Hanna Atallah a indiqué que c’était une des principales raisons pour lesquelles le festival avait lieu sur cinq sites. «Il y a un manque de mobilité», dit-il. «Il peut être difficile de de sortir de sa ville pour rejoindre un site unique. Répartir les projections dans des endroits différents a plus de sens. »

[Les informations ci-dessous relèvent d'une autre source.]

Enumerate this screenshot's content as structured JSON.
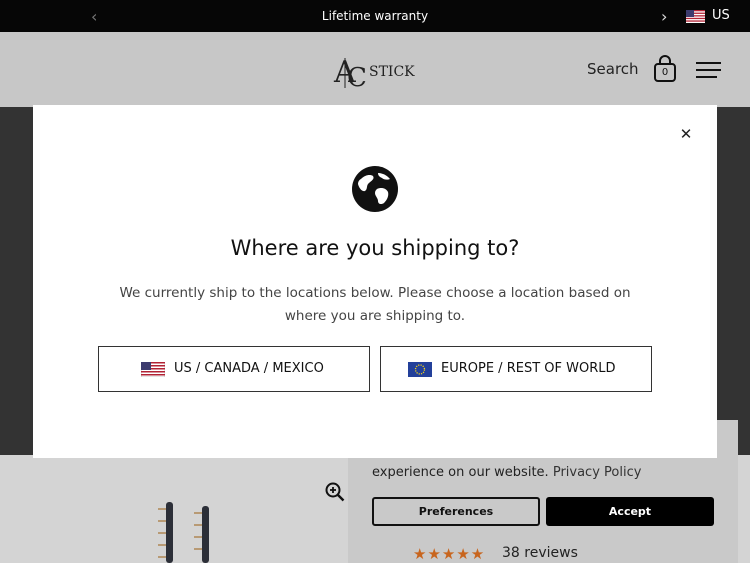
{
  "announcement": {
    "prev_icon": "chevron-left-icon",
    "message": "Lifetime warranty",
    "next_icon": "chevron-right-icon",
    "country_code": "US"
  },
  "header": {
    "logo_text": "STICK",
    "search_label": "Search",
    "cart_count": "0",
    "menu_icon": "hamburger-menu-icon"
  },
  "modal": {
    "title": "Where are you shipping to?",
    "description": "We currently ship to the locations below. Please choose a location based on where you are shipping to.",
    "close_icon": "close-icon",
    "options": [
      {
        "label": "US / CANADA / MEXICO",
        "flag": "us-flag-icon"
      },
      {
        "label": "EUROPE / REST OF WORLD",
        "flag": "eu-flag-icon"
      }
    ]
  },
  "cookie": {
    "text": "experience on our website.",
    "policy_link": "Privacy Policy",
    "preferences_label": "Preferences",
    "accept_label": "Accept"
  },
  "product": {
    "rating_stars": 5,
    "reviews": "38 reviews"
  },
  "colors": {
    "announcement_bg": "#060606",
    "modal_bg": "#ffffff",
    "star_color": "#c8651e"
  }
}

Les invités professionnels ont eu la chance de vivre l’expérience d’une heure et demie de bus de Ramallah à Bethléem, deux villes distantes de 22 km, pour participer à une journée d’évènements professionnels au nouveau « Dar Yusuf Nasri Jacir for Art and Research Cultural Center », créé par la réalisatrice du film « Wajib », Annemarie Jacir, et sa sœur, l’artiste plasticienne Emily Jacir, dans la maison de leurs grands-parents décédés. La journée s’est terminée par une promenade le long du mur de séparation israélien avant de reprendre le bus. Le conducteur a franchi des checks-points et des contrôles impromptus du vendredi tout le long de la route de montagne sinueuse qui mène au centre principal du festival, Ramallah.


UN SANCTUAIRE CULTUREL

Le nouveau « Dar Yusuf Nasri Jacir for Art and Research Cultural Center » est un projet passionnant, donnant ainsi un nouveau souffle à la maison arabe traditionnelle en pierre qui abritait autrefois les grands-parents des sœurs Jacir.

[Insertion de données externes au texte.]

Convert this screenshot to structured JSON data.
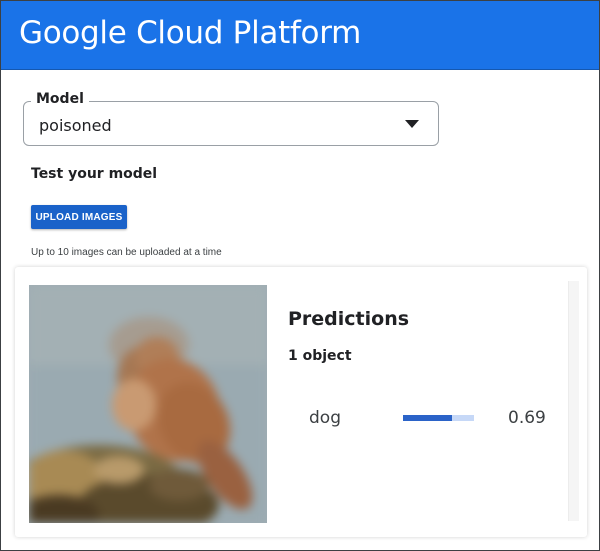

Construite en 1890 sur la route historique reliant Hébron à Jérusalem, la maison se trouve à seulement 200 mètres d’une partie particulièrement sensible du mur de séparation israélien construite autour du site sacré juif de la tombe de Rachel, à la limite de Bethléem. Les camps de réfugiés de la ville, Aida, Dheisheh et Azza, se trouvent également à proximité.

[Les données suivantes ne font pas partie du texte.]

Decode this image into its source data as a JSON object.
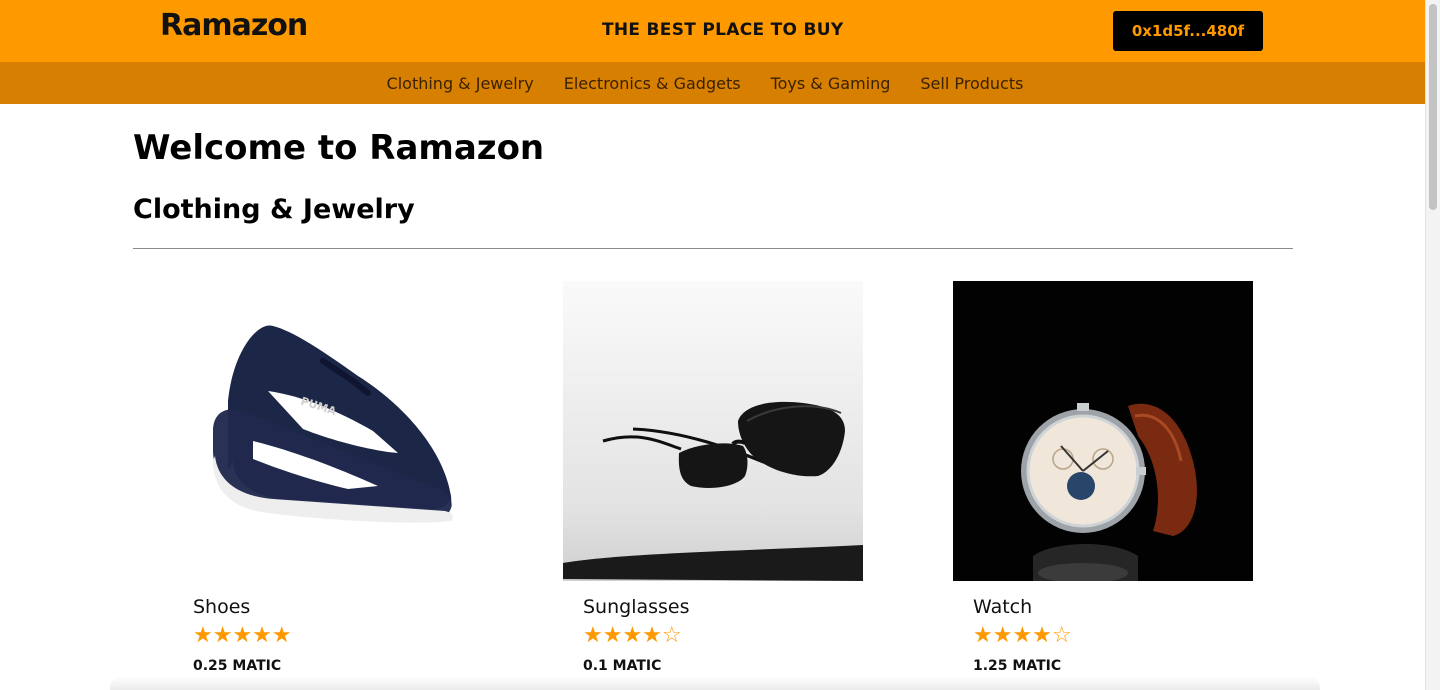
{
  "header": {
    "logo": "Ramazon",
    "tagline": "THE BEST PLACE TO BUY",
    "wallet_address": "0x1d5f...480f"
  },
  "nav": {
    "links": [
      "Clothing & Jewelry",
      "Electronics & Gadgets",
      "Toys & Gaming",
      "Sell Products"
    ]
  },
  "main": {
    "welcome": "Welcome to Ramazon",
    "section_title": "Clothing & Jewelry",
    "products": [
      {
        "name": "Shoes",
        "rating": 5,
        "max_rating": 5,
        "price": "0.25 MATIC",
        "stars": "★★★★★"
      },
      {
        "name": "Sunglasses",
        "rating": 4,
        "max_rating": 5,
        "price": "0.1 MATIC",
        "stars": "★★★★☆"
      },
      {
        "name": "Watch",
        "rating": 4,
        "max_rating": 5,
        "price": "1.25 MATIC",
        "stars": "★★★★☆"
      }
    ]
  },
  "colors": {
    "header_bg": "#ff9900",
    "nav_bg": "#d67f00",
    "wallet_bg": "#000000",
    "accent": "#ff9900"
  },
  "icons": {
    "rating": "star-icon"
  }
}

Ces dernières années, les alentours de la maison sont devenus une zone de violents affrontements entre soldats israéliens et palestiniens, mais cela n’a pas dissuadé les sœurs Jacir, descendantes d’une riche famille de marchands de Bethléem qui a perdu sa fortune dans les années 1930, mettant en œuvre leurs plans pour restaurer le bâtiment et le transformer en un centre d’art et de recherche dynamique, tissant des liens locaux et internationaux.

Sa restauration est encore en cours, les activités à venir comprennent un projet de jardin potager destiné aux enfants du camp de réfugiés d’Aida, un atelier d’écriture animé par le cinéaste et artiste Duncan Campbell, une résidence de l’artiste palestinien Mohamed Saleh et une création paysagère de l’artiste Vivien Sansour.

«Nous allons y organiser de plus en plus de projections de films cette année et un certain nombre de master classes animées par des producteurs, des critiques, des directeurs de la photographie et des réalisateurs», déclare Annemarie Jacir.

Les deux sœurs tiennent également à valoriser et numériser les archives conservées par leur arrière-grand-père et leur grand-père ; Elles invitent des chercheurs et des universitaires pour des résidences d’étude.

« Ils ont tout gardé, depuis l’occupation ottomane de la Palestine suivie de l’occupation britannique jusqu’à l’occupation israélienne d’aujourd’hui. Ce sont des archives d’une richesse incroyable et nous les numérisons pour que les chercheurs et les universitaires puissent les utiliser », déclare Annemarie Jacir.